1. Front End Processing
Authorization is the acknowledgement by the issuer that a particular account may be charged for the amount of the sale. The preferred method to obtain an authorization and the one that will receive the lower interchange rate is to swipe a card’s magnetic strip through the point of sale terminal’s card reader. If the card cannot be electronically read by the terminal for any reason, the information may be keyed into the terminal in order to get an electronic response. The request is then routed through the processor’s VAP or MIP to the issuer’s authorization center. The response is returned to the merchant’s terminal. The terminal records the response code which becomes part of the transaction and is included in the clearing data sent through interchange to the issuer.
Authorization may also be obtain through other methods such as voice authorization. The merchant can call an 800 number to verbally provide cardholder information and receive an operator’s response. Other methods such as electronically generated audio responses (ARU) that permit the merchant to use the telephone like a key pad to enter sale information can also be used. If for any reason the issuer or its authorization center cannot be reached, the card Associations will act as stand-in processors to provide authorizations.

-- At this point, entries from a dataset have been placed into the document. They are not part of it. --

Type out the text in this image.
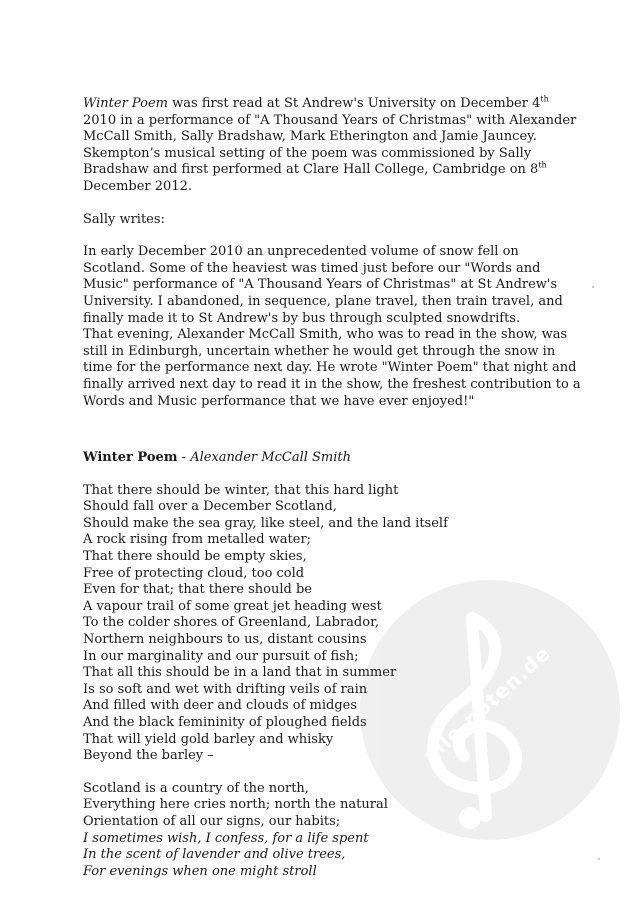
alle-noten.de

Winter Poem was first read at St Andrew's University on December 4th 2010 in a performance of "A Thousand Years of Christmas" with Alexander McCall Smith, Sally Bradshaw, Mark Etherington and Jamie Jauncey. Skempton’s musical setting of the poem was commissioned by Sally Bradshaw and first performed at Clare Hall College, Cambridge on 8th December 2012.

Sally writes:

In early December 2010 an unprecedented volume of snow fell on Scotland. Some of the heaviest was timed just before our "Words and Music" performance of "A Thousand Years of Christmas" at St Andrew's University. I abandoned, in sequence, plane travel, then train travel, and finally made it to St Andrew's by bus through sculpted snowdrifts.

That evening, Alexander McCall Smith, who was to read in the show, was still in Edinburgh, uncertain whether he would get through the snow in time for the performance next day. He wrote "Winter Poem" that night and finally arrived next day to read it in the show, the freshest contribution to a Words and Music performance that we have ever enjoyed!"

Winter Poem - Alexander McCall Smith

That there should be winter, that this hard light
Should fall over a December Scotland,
Should make the sea gray, like steel, and the land itself
A rock rising from metalled water;
That there should be empty skies,
Free of protecting cloud, too cold
Even for that; that there should be
A vapour trail of some great jet heading west
To the colder shores of Greenland, Labrador,
Northern neighbours to us, distant cousins
In our marginality and our pursuit of fish;
That all this should be in a land that in summer
Is so soft and wet with drifting veils of rain
And filled with deer and clouds of midges
And the black femininity of ploughed fields
That will yield gold barley and whisky
Beyond the barley –
Scotland is a country of the north,
Everything here cries north; north the natural
Orientation of all our signs, our habits;
I sometimes wish, I confess, for a life spent
In the scent of lavender and olive trees,
For evenings when one might stroll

Draft capture is the process of transferring sales draft data into electronic format so that it may be sent through the interchange networks for clearing and settlement. Data identifying the cardholder account and expiration date is put into the point of sales terminal, either by swiping the card thorough a card reader or manually keying the information into the terminal’s keypad. The amount of the sales is then entered and an authorization requested. Once an authorization code has been received, the terminal is prompted to store data on the completed sale in its memory.
2. Back-End Processing
Back-end processing involves the various accounting functions that enable transactions to be recorded to the proper merchant or cardholder account. During back-end processing reports are created for distribution to the acquirers that include:
- Settlement data
- Security/fraud data
- Retrieval/chargeback data
- Funds disbursements data
Transactions for internet and other card not present environments work similarly but can have additional processing steps. Both Visa and MasterCard have Internet authentication programs (not to be confused with authorization) named Verified by Visa (VbyV) and MasterCard SecureCode (MCSC) that do alter the transaction process somewhat. If the cardholder is registered with one of these programs, they must provide a pre-registered password at the time of purchase. This password is then passed along as part of the information flow of the transaction (these programs and other techniques for controlling fraud are discussed in more detail later in this section).
Visa and MasterCard offer both signature debit and credit cards to consumers. The primary difference between signature debit transactions and credit transactions are that debit cards are linked to a bank account. Rather than offering the cardholder 30 days of float and the option to finance ongoing balances, debit cards simply debit the cardholder’s bank account for authorized purchases.
Signature debit transactions (which are sometimes also referred to as offline debit, a misleading reference and not to be confused with an offline EFT debit transaction) are different from PIN debit transactions in that the transaction does not involve use of a PIN number at the time of purchase. PIN transactions also are processed on entirely different networks referred to as EFT networks and are discussed in Section IV.